The UK’s trade minister has reportedly threatened to impose tariffs on US goods if Trump-era steel duties are not canned.
Trade minister Anne-Marie Trevelyan told US representatives that London is prepared to increase existing retaliatory duties on high-profile US goods including whiskey, cosmetics and clothing the FT first reported.
The US dropped the Trump-era tariffs on steel and aluminium imported from the EU in October, however US President Joe Biden continues to impose tariffs on UK exports.
“We don’t want to use countervailing measures, but we’re getting a lot of pressure domestically to say that this is unfair,” a senior UK official told the FT, referring to the US tariffs on UK steel and aluminium imports which date back to 2018.

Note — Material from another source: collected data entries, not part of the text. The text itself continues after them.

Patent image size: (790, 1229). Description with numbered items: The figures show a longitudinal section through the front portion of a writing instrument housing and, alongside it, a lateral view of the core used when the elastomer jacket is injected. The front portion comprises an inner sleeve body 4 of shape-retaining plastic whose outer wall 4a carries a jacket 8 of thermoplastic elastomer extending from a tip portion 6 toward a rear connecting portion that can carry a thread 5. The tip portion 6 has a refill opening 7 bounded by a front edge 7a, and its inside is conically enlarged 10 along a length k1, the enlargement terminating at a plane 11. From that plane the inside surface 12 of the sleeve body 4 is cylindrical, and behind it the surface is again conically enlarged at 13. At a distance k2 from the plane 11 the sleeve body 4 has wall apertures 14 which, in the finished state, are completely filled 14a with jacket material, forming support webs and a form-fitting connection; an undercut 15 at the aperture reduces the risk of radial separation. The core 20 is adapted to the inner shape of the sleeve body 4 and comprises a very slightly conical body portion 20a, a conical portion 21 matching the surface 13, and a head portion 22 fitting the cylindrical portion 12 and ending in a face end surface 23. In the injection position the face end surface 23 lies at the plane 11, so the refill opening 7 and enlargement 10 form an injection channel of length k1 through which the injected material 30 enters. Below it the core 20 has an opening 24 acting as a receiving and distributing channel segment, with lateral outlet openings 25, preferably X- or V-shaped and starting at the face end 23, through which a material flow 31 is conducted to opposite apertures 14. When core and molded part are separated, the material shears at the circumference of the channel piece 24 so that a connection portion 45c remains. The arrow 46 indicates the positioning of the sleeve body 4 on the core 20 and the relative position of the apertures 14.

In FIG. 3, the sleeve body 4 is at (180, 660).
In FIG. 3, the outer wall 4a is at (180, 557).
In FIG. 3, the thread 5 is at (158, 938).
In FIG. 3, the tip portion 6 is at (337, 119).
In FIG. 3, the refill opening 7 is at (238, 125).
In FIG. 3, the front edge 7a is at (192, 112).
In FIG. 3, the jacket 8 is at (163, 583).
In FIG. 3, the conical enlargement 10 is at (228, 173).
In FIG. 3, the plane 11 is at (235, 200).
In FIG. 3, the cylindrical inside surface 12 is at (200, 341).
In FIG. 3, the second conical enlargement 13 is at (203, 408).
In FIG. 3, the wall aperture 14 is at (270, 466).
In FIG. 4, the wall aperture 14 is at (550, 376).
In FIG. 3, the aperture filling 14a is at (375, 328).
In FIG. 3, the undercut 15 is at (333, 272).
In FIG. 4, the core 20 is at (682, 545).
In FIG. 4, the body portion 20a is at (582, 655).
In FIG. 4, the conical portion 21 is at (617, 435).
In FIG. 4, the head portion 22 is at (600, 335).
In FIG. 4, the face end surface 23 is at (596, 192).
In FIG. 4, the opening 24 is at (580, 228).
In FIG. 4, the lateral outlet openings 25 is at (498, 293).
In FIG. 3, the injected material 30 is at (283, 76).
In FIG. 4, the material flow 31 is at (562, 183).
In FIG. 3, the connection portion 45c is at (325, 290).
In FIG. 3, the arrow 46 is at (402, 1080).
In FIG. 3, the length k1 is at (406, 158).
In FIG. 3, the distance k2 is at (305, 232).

A public consultation last year also identified US Lobsters, grapes, chocolate, orange juice and electric motors as possible candidates for higher tariffs.
Trevelyan is meeting her US counterpart Katherine Tai and US commerce secretary Gina Raimondo during a three-day trip to America this week.
Speaking before the engagement, Trevelyan was confident that relations are amicable: “From Teesside to Tulsa, there are huge opportunities to deepen the trading links benefiting communities on both sides of the Atlantic.
“We’ve already made strong progress; from getting British beef and lamb back on US plates, to lowering the cost of Scotch Whisky exports by addressing the long-running Airbus-Boeing issue. Now is the time to hit the ground running and get on with boosting ties with our closest ally.”